To quantify the PPFMs’ diversity, the combined sets of carbon substrate utilization profile and RAPD banding pattern data were subjected to statistical analysis. Shannon index of diversity (H’) which refers the number of species and evenness of the species was very low in cotton (0.32) compared to maize (1.26) and sunflower (1.22). Margalef index (R) specifically refers the species richness in PPFM community, which was also reported very low in cotton (1.67) and high in maize and sunflower (3.67 and 3.66 respectively). Pielou index referring the evenness of the species in a community was also recorded to be very low in cotton (0.469). All the three diversity indices calculated for PPFM isolates in phyllosphere of these crop plants revealed that cotton leaves had narrow diversity while maize and sunflower with widely diversified PPFMs. On the basis of genetic and metabolic studies of the isolates, significant diversity was found among the PPFM isolates in phyllosphere of these crops. Great genotypic and metabolic diversity of PPFMs in phyllosphere revealed by this study is the fist kind of report in tropical crop plants. Higher degree of PPFMs’ diversity in sunflower and maize leaves and low in cotton leaves reported in this study may be due to their differential emission of large variety of volatile compounds including methanol through leaves, which are to be studied thoroughly about the relationship of leaf emitting metabolites with PPFMs’ diversity (21).

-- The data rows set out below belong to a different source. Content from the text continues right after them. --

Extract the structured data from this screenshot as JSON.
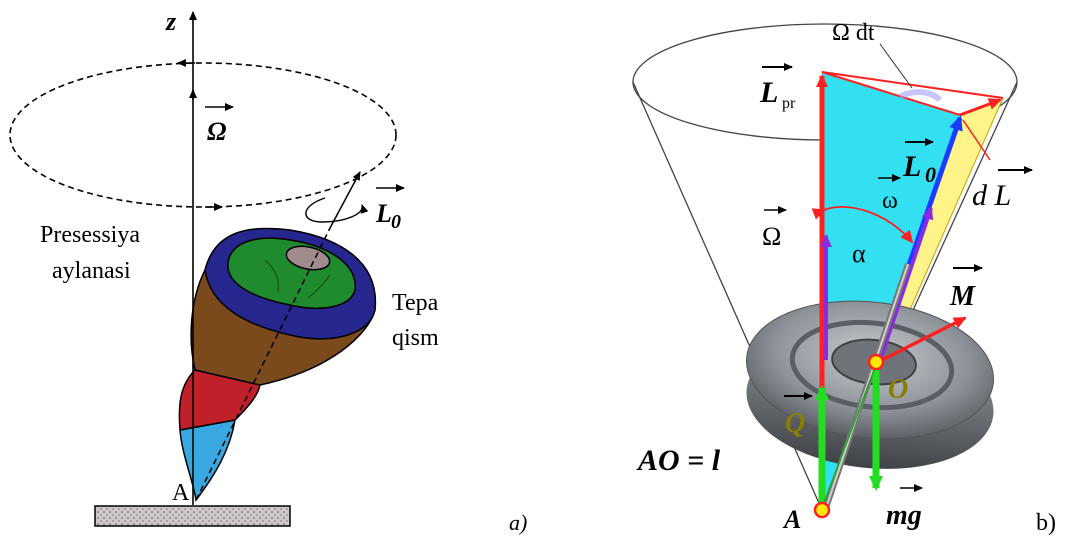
{
  "panel_a": {
    "axis_label": "z",
    "omega_label": "Ω",
    "angular_momentum_label": "L",
    "angular_momentum_sub": "0",
    "precession_text_line1": "Presessiya",
    "precession_text_line2": "aylanasi",
    "top_text_line1": "Tepa",
    "top_text_line2": "qism",
    "pivot_label": "A",
    "caption": "a)"
  },
  "panel_b": {
    "omega_dt_label": "Ω dt",
    "L_pr_label": "L",
    "L_pr_sub": "pr",
    "L0_label": "L",
    "L0_sub": "0",
    "omega_small_label": "ω",
    "dL_label": "d L",
    "Omega_label": "Ω",
    "alpha_label": "α",
    "M_label": "M",
    "Q_label": "Q",
    "O_label": "O",
    "mg_label": "mg",
    "AO_label": "AO = l",
    "A_label": "A",
    "caption": "b)"
  },
  "colors": {
    "top_green": "#1f8a2e",
    "top_blue": "#26268f",
    "top_brown": "#7a4a1c",
    "top_red": "#c0202a",
    "top_cyan": "#3aa8e0",
    "cone_cyan": "#33e0f2",
    "cone_yellow": "#fff48a",
    "arrow_red": "#ff2020",
    "arrow_purple": "#8a2be2",
    "arrow_blue": "#1a3cff",
    "arrow_green": "#22dd22",
    "disk_gray": "#8e939a"
  }
}
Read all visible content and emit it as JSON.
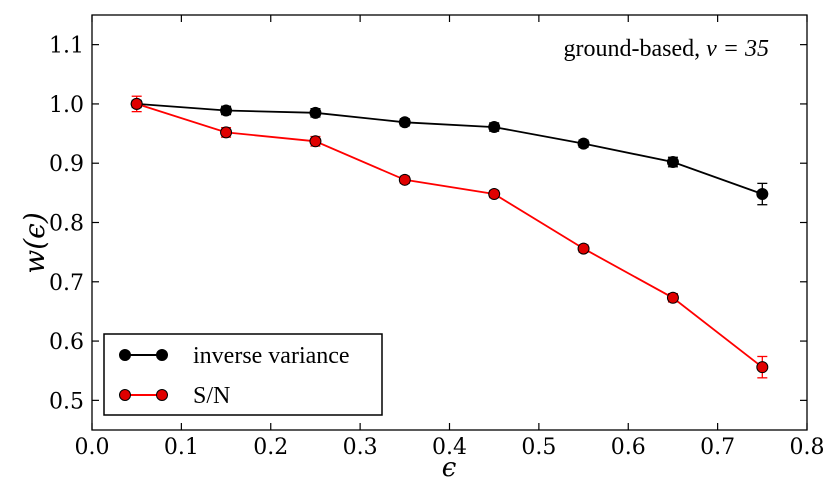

Recent findings have demonstrated that degree of plant – PPFMs association varies as symbiotic (13), epiphytic (22) and as endophytic (14). These bacteria on phyllosphere produce cytokinins, auxins and vitamin B12 and stimulate the plant development (1). However, the over all nature of their relationship with plant is yet understood poorly and the biological significance of these bacterial species is still unknown. Under these circumstance, the diversity studies of PPFMs gain importance to understand the plant interactions. We have demonstrated the genotypic and metabolic diversity and community structure of PPFMs in different tropical plants’ phyllosphere. Findings of this study indicate in depth molecular studies are needed to understand the diversity of methylobacteria in phyllosphere, as the leave metabolites influence the colonization (9). Further, detailed studies are necessary to explore the complexity of interaction between these PPFMs and host plants wherein a multitude of synergistic and antagonistic interactions are operative in the phyllosphere.